Pan American Stakes
- Class: Grade III
- Location: Gulfstream Park Hallandale Beach, Florida, United States
- Inaugurated: 1962 (as Pan American Handicap)
- Race type: Thoroughbred – Flat racing
- Sponsor: Rood and Riddle (since 2021)
- Website: Gulfstream Park

Race information
- Distance: 1+1⁄2 miles
- Surface: Turf
- Track: Left-handed
- Qualification: Four-year-old and older
- Weight: 124 lbs with allowances
- Purse: $200,000 (since 2020)

= Pan American Stakes =

The Pan American Stakes is a Grade II American Thoroughbred horse race for horses that are four years or older held over a distance of one and one-half miles (twelve furlongs) on the turf usually scheduled annually in late March as an under card event on Florida Derby day at Gulfstream Park, Hallandale Beach, Florida. The event currently carries a purse of $200,000.

==History==

The inaugural running of the event was on Pan American Day, 14 April 1962, as the Pan American Handicap over one and one-eighth miles distance on the dirt and was easily won by Brae Burn Farm's talented six year old mare Shirley Jones who was ridden by Larry Gilligan defeating nine other starters in a time of 1:511/5 by five lengths.

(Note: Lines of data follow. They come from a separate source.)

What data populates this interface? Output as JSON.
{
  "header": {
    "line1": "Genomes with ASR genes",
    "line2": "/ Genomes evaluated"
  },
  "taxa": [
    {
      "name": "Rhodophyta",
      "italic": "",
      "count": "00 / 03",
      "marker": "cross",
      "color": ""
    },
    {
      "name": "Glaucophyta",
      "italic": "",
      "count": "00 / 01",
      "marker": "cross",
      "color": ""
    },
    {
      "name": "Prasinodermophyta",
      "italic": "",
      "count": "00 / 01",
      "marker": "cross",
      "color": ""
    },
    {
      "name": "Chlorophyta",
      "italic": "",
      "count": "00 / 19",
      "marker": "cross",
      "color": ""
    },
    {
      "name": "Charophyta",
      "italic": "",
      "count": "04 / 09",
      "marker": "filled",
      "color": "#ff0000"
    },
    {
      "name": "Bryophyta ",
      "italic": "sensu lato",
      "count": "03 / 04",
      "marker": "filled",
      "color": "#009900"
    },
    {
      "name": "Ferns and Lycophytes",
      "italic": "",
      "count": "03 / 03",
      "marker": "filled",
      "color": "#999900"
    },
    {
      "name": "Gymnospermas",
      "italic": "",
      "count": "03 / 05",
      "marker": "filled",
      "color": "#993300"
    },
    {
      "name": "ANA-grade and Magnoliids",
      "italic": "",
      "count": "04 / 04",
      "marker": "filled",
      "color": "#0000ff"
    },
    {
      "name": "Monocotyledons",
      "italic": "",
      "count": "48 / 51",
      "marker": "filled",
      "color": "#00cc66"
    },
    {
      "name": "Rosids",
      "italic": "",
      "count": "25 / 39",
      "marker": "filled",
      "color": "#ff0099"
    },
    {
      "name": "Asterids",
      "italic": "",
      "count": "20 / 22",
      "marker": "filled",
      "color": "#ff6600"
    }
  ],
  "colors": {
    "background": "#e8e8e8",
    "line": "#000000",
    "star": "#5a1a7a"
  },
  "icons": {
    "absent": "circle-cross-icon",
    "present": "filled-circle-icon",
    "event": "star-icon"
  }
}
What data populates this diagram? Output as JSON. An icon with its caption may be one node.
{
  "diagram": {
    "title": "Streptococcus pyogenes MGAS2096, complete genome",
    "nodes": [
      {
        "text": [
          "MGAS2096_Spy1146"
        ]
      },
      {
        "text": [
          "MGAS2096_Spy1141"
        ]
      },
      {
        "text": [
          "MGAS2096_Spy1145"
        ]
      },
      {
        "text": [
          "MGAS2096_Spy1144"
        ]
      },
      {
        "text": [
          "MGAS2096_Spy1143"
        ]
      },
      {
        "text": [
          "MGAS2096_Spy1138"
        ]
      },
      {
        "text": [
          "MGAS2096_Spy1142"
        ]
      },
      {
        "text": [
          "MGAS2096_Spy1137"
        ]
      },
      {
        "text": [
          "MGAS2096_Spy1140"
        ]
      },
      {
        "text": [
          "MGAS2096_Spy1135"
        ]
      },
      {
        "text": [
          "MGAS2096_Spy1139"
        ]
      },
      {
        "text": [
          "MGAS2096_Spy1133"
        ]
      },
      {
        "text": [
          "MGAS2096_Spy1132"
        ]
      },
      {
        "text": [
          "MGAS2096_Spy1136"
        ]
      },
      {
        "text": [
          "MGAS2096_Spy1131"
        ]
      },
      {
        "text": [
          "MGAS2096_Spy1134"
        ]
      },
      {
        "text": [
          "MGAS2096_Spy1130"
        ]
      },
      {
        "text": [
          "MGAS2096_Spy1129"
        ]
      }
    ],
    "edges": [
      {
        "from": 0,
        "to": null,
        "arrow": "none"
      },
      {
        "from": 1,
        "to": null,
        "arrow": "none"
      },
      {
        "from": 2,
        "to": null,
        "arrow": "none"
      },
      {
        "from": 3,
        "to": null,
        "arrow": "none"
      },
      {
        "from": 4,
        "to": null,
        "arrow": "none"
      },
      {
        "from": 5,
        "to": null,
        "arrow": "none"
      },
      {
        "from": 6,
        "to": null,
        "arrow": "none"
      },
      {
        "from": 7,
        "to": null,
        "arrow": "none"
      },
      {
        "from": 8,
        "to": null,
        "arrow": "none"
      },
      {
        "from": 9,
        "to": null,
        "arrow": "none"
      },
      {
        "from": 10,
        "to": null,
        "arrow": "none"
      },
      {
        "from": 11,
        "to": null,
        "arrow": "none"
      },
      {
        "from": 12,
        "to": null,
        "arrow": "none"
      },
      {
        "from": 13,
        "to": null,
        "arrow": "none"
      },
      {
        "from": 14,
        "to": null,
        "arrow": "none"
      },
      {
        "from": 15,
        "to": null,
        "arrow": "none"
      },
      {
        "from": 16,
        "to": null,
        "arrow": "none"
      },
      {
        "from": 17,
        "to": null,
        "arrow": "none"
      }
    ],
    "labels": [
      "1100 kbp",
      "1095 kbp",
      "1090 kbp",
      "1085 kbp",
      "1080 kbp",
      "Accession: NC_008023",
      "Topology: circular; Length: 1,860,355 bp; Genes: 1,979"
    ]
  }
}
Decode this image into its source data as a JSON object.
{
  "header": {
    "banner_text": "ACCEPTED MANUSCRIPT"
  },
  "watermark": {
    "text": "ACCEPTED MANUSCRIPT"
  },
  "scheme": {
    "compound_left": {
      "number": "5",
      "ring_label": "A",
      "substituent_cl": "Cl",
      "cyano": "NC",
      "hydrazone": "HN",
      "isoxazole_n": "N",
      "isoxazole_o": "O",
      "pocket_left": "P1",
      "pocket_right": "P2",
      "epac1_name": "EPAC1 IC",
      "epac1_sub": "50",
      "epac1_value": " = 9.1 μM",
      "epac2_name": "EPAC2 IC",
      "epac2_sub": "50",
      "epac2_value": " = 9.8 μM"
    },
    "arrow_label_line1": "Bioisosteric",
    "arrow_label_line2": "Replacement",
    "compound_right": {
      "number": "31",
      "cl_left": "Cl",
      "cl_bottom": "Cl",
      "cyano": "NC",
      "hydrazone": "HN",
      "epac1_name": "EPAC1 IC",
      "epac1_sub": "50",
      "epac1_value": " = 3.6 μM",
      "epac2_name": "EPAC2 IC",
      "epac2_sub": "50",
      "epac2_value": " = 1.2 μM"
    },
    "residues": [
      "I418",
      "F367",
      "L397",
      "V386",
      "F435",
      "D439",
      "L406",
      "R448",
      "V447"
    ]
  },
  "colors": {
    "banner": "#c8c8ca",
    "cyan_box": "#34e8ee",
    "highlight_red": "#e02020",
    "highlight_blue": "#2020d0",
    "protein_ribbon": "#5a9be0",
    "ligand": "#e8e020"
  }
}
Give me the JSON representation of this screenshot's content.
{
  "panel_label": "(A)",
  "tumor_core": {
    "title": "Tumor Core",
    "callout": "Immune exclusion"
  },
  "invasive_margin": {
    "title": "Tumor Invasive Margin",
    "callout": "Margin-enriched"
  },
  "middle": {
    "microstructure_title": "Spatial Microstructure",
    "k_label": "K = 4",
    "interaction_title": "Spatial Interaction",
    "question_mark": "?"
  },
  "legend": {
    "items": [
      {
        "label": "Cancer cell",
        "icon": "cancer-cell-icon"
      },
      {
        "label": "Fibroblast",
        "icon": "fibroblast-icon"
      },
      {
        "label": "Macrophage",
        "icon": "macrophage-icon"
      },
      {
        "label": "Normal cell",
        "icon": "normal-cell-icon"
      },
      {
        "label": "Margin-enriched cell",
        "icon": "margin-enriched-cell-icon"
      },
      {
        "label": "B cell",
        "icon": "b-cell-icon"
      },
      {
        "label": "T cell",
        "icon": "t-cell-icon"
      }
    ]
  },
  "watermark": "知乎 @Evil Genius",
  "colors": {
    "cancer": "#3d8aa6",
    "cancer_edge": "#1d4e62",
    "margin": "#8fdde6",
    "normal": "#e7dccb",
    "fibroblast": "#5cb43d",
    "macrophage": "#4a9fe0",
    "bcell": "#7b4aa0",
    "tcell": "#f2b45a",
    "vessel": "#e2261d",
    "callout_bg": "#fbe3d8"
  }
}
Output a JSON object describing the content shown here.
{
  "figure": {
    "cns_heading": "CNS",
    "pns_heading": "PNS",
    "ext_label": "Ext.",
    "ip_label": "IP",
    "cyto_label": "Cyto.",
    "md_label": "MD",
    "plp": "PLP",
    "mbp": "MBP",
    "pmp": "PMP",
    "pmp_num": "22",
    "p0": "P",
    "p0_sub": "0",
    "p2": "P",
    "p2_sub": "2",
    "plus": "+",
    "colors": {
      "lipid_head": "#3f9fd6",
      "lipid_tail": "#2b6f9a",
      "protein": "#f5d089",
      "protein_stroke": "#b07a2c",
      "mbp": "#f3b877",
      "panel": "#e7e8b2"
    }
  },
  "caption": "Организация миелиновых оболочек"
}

The event was inspired to be an attraction for horses from both North and South America and this seemed to be a success as in the first eleven runnings of the event four winners were bred in Argentina and one in Chile. Until 1971 the event was held on the last day of the Gulfstream Park Meeting which would be in mid-April and thus the event would be scheduled close to the Pan American Day festivities.

In 1965 the event's distance was modified to its present one and a half mile on the turf with the purse doubled to $50,000 added.

In 1973 the first year the classification system was enacted, the event was set with Grade II status with the Canadian bred Lord Vancouver victorious by 21/2 lengths.

In the 1970s the event started to attract European bred long distance runners. In 1977 the French bred Gravelines set a new track record for the distance at Gulfstream Park. In 1979 the British bred Noble Dancer continued his outstanding long distance form carrying 129 pounds as the topweight after winning the G1 United Nations Handicap the previous year. The Irish bred filly Little Bonny managed an upset victory as a 20-1 longshot in 1981 although having fine form from Europe finishing second in the G1 Irish Oaks and second in the G1 Prix Vermeille (French Oaks).

In 1983 the event was upgraded to Grade I and that year the event was run split divisions, the only time that the race was split.

In 1990 the event was downgraded to a Grade II race and once more to Grade III in 2006.

In 2009 the event's conditions were changed from handicap to stakes allowance with name of race changed to the Pan American Stakes.

The event was reclassified as Grade II in 2012 and with the exception of the 2015 when it was downgraded to Grade III.

Due to inclement wet weather the event has been moved off the turf track three times. The 1975 running was shifted to the dirt track and was run at a mile and a half distance on the main track. In 1989 and 2009 the event was run at the shorter 1 1/4 miles distance when it was moved off the turf.

In 2013, Twilight Eclipse set a world record for 1 1/2 miles by winning the Pan American in a final time of 2:22.63. This time lowered the world record mark set just one week earlier at Santa Anita Park by Bright Thought in the San Luis Rey Handicap.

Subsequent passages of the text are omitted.